Why does Jesse feel that he has to be “the fastest kid in the fifth grade”? How does he prepare for this goal?
If we look in Chapter 1, we see several reasons for Jess's intense desire to be the fastest runner in the fifth grade:
1. Since there's not a lot of playground equipment and the older kids in sixth grade and above tend to grab it first, running is THE thing among the younger kids. It's major, and Jess wants to be a part of it.
2. When he won one race the previous year, it gave him a taste for winning. People talked about him all day, and for once he was known as someone who had bested the others--someone who was a winner, not just a shy kid who draws a lot.
3. He's excited to think that the younger kids at school, and his sisters, and his father will all be proud of him. Jess fantasizes about how those younger students will look up to him once he's known as the fastest kid in the fifth grade.
He thinks he can make this goal happen because of two things: his long legs, and his grit.

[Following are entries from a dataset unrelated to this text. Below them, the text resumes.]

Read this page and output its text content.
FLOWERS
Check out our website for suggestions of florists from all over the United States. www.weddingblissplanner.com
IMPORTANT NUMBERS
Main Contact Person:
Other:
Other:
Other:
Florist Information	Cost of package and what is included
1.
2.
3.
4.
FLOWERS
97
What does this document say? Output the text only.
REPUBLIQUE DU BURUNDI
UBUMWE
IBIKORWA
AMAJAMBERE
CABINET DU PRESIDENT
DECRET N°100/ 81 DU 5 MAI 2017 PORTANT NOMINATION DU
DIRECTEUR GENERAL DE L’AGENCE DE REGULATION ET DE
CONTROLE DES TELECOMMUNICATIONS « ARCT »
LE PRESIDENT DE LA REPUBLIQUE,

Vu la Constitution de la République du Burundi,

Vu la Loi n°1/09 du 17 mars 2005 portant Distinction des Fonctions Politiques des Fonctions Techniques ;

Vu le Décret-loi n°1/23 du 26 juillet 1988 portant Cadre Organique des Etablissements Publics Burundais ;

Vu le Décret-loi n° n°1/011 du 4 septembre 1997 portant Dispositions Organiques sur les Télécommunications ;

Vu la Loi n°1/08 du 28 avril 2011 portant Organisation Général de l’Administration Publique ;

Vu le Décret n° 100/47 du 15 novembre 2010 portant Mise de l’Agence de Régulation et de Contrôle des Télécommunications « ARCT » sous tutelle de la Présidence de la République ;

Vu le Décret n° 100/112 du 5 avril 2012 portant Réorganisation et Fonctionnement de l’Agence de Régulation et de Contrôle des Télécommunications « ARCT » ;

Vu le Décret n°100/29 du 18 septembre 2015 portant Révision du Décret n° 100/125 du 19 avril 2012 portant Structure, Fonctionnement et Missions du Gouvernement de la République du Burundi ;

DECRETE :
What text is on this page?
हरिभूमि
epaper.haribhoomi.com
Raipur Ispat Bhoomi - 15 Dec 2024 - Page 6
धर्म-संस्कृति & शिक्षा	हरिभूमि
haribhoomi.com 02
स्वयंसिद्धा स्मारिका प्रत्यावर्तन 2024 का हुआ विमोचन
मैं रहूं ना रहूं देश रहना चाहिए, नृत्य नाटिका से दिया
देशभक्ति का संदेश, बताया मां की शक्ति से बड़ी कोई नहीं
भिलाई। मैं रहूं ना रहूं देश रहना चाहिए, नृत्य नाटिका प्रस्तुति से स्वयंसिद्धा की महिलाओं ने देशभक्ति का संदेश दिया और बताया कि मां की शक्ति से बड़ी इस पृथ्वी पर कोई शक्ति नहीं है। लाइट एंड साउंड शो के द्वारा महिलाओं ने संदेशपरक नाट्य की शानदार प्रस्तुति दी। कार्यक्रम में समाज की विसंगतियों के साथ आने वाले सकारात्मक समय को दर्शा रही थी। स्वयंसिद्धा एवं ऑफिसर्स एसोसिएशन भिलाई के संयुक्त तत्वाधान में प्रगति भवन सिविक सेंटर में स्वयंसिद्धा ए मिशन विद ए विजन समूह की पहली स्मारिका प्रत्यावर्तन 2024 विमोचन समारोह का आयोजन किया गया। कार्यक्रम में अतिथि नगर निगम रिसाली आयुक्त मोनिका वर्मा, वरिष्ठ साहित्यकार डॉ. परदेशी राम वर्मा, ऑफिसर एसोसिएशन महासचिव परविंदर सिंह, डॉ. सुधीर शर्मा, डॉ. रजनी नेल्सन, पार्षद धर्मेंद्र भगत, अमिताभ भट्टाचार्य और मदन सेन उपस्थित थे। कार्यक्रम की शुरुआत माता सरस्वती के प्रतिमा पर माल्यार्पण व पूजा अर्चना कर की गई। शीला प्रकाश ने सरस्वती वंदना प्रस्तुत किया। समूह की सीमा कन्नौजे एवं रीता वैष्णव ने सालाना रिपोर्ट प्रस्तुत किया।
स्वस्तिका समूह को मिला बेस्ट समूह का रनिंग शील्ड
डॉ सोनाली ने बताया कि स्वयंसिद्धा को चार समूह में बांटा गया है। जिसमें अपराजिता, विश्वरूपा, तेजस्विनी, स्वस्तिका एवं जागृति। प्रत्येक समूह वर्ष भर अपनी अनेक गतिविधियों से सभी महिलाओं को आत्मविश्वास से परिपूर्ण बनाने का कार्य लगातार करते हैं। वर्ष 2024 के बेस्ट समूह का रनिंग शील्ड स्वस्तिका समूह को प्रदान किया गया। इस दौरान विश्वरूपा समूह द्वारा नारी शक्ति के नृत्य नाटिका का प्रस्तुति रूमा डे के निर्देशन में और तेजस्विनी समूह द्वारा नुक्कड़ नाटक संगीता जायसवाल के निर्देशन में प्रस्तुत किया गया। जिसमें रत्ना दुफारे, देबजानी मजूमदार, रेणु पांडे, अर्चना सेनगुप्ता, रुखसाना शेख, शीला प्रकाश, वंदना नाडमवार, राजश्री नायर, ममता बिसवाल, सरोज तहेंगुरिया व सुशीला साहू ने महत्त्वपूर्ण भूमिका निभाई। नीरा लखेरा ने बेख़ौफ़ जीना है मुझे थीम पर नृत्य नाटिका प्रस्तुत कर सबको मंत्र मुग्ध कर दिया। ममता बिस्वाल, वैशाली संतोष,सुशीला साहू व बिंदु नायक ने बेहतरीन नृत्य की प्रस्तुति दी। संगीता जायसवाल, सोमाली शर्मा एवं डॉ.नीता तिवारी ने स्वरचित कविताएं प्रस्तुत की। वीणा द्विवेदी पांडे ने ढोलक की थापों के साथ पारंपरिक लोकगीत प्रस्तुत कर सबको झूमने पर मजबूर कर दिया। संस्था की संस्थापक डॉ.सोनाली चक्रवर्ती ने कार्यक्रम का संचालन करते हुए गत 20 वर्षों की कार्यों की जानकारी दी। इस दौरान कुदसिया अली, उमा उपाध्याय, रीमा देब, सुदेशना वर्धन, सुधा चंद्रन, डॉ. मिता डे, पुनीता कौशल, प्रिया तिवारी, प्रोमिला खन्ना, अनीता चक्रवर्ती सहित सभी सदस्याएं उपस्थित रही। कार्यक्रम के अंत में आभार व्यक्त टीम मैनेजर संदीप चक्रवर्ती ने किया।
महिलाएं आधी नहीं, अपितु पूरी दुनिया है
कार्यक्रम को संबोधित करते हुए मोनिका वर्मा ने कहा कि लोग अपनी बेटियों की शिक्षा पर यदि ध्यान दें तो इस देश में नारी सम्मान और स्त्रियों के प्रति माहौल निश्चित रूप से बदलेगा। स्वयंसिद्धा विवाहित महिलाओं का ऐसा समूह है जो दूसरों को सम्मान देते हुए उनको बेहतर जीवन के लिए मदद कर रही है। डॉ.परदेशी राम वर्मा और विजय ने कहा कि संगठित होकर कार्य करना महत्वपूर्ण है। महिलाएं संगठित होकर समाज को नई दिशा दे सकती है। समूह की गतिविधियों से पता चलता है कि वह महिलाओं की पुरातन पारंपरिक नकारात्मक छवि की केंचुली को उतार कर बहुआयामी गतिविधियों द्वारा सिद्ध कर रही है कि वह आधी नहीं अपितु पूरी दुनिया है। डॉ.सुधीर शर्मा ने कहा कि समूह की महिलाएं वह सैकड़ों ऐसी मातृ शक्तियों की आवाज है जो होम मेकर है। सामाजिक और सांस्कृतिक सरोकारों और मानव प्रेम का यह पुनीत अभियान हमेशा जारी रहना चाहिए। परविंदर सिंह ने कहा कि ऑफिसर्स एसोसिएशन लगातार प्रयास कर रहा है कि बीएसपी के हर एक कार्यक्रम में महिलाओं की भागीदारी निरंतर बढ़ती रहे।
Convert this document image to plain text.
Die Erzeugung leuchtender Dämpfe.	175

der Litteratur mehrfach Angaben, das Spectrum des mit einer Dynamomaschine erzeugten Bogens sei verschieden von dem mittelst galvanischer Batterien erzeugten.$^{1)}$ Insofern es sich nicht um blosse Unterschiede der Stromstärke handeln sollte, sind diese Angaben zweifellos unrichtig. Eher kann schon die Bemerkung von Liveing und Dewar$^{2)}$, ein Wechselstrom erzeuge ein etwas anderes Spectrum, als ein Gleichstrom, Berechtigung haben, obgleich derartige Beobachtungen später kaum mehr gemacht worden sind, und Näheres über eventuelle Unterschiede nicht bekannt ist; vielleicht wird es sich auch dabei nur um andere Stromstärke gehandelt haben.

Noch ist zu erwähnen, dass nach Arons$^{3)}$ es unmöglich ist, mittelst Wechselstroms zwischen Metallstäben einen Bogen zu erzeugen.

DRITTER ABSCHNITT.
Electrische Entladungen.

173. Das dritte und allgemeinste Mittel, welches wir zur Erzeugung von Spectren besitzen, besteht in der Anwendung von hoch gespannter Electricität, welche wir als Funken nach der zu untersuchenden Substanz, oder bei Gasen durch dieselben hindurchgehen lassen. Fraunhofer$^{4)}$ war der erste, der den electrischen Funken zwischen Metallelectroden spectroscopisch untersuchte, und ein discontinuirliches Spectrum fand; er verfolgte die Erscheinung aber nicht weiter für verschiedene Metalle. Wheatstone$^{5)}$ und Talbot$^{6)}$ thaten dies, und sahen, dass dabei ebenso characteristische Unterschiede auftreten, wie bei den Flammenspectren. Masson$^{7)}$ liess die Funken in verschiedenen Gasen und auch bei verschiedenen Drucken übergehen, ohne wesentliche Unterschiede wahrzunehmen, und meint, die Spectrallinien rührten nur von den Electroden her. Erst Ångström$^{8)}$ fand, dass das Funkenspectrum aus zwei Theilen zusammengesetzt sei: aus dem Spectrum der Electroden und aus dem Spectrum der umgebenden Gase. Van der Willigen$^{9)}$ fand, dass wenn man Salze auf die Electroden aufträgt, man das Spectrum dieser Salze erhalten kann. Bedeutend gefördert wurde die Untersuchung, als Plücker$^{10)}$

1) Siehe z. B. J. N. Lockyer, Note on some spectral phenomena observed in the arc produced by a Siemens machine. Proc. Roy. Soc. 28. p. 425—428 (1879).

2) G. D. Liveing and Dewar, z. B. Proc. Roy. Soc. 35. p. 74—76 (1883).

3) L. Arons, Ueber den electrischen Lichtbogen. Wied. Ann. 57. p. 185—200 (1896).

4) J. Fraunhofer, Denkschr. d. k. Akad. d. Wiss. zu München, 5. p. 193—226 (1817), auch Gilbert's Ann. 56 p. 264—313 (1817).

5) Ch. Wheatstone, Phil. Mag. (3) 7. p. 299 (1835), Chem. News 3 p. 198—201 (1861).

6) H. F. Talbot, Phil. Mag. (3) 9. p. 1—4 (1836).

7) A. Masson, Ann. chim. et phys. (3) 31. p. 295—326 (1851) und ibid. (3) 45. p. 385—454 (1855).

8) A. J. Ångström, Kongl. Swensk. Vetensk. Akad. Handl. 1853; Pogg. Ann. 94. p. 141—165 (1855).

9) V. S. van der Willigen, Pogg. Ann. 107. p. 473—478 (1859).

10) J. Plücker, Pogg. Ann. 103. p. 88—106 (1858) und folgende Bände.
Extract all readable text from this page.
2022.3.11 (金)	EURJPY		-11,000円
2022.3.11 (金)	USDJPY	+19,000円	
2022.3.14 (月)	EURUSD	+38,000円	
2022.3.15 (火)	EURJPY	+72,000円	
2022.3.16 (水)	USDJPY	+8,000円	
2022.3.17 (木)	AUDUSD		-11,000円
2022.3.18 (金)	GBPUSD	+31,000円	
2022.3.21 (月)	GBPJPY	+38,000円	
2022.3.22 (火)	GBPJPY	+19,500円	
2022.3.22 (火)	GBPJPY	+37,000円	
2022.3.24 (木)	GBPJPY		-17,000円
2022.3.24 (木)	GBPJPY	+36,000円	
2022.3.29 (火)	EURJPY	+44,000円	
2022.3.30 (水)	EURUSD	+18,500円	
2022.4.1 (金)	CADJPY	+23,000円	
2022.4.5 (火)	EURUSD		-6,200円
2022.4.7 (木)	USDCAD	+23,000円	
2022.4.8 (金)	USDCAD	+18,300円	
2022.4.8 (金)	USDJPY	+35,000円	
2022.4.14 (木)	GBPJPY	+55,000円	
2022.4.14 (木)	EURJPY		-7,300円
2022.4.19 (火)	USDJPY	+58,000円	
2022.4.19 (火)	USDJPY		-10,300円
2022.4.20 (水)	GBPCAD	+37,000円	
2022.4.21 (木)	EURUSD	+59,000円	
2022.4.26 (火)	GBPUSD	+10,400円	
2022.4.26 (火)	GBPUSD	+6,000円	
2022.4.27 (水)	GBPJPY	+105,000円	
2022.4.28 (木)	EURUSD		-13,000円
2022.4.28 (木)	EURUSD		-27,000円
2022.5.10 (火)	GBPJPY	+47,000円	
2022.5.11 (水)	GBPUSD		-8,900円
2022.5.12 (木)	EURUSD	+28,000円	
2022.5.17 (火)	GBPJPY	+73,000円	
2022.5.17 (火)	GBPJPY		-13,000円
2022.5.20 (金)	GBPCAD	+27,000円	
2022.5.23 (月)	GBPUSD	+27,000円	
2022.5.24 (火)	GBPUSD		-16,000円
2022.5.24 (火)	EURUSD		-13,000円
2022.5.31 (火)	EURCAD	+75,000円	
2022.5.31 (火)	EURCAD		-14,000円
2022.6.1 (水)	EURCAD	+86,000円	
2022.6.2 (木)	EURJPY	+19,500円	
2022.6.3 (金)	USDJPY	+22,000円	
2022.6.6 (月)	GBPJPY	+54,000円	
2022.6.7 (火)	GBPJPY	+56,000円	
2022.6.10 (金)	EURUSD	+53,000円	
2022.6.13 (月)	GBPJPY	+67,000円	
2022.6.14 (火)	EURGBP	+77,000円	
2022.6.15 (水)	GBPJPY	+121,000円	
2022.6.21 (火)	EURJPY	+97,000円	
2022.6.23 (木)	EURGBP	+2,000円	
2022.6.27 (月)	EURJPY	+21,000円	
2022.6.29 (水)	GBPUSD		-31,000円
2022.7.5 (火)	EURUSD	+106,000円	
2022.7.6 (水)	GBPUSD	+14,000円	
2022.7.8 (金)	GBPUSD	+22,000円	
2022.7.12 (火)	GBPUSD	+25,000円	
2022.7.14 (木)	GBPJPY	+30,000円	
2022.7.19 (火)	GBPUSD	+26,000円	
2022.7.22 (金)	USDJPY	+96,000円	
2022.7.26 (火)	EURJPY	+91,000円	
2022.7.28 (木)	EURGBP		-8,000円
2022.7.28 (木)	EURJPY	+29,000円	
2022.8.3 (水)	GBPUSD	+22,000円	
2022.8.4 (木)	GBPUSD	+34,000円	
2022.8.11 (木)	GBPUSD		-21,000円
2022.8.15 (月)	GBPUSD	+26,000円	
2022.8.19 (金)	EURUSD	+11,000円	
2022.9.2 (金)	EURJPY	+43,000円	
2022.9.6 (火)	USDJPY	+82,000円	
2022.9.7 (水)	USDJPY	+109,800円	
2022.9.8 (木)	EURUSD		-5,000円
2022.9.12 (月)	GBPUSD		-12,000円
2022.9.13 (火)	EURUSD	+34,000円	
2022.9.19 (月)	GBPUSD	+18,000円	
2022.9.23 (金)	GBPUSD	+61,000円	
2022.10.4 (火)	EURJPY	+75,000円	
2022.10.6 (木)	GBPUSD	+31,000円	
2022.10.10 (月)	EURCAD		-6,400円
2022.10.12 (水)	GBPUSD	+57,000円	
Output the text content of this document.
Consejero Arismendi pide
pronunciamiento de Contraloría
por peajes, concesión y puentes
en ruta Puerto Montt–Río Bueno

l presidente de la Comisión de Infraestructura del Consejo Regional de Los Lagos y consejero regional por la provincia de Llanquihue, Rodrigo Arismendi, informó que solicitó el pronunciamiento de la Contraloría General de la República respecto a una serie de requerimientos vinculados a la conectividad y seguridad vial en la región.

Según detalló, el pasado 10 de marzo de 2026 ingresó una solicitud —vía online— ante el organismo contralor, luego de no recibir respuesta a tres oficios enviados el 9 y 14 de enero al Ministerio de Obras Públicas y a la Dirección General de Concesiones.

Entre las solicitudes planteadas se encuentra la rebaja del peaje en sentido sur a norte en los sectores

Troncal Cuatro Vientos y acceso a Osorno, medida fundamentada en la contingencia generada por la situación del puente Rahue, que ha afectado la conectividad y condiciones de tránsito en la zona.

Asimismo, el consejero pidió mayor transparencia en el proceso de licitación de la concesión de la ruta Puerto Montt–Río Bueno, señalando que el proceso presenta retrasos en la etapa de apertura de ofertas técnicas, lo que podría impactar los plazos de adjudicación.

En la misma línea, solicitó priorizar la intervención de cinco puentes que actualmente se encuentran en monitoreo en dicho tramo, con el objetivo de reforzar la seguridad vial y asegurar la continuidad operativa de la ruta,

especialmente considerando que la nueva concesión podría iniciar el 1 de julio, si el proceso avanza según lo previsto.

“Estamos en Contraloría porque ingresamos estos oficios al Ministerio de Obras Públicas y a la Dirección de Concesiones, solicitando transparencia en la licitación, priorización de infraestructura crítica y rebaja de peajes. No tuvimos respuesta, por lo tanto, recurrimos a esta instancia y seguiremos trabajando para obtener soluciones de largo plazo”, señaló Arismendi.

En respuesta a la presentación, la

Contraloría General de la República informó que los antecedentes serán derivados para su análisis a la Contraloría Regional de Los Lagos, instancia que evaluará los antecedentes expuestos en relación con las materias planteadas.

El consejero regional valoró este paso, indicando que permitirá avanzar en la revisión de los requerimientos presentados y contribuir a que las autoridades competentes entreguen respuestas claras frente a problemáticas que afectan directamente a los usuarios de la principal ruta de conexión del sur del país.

We see evidence of that grit as Chapter 1 continues: to work toward this goal of being the fastest in his grade, Jess gets up early every single morning throughout the summer before fifth grade and practices running. He sneaks out of the house while everyone else is sleeping, crouches down, and takes off with a bang, running as fast and hard as he possibly can, until he's soaked in sweat...even though he knows he'll also have to do his chores in the hot sun later on. And even when his body seems to be telling him to quit, he keeps going. That's grit!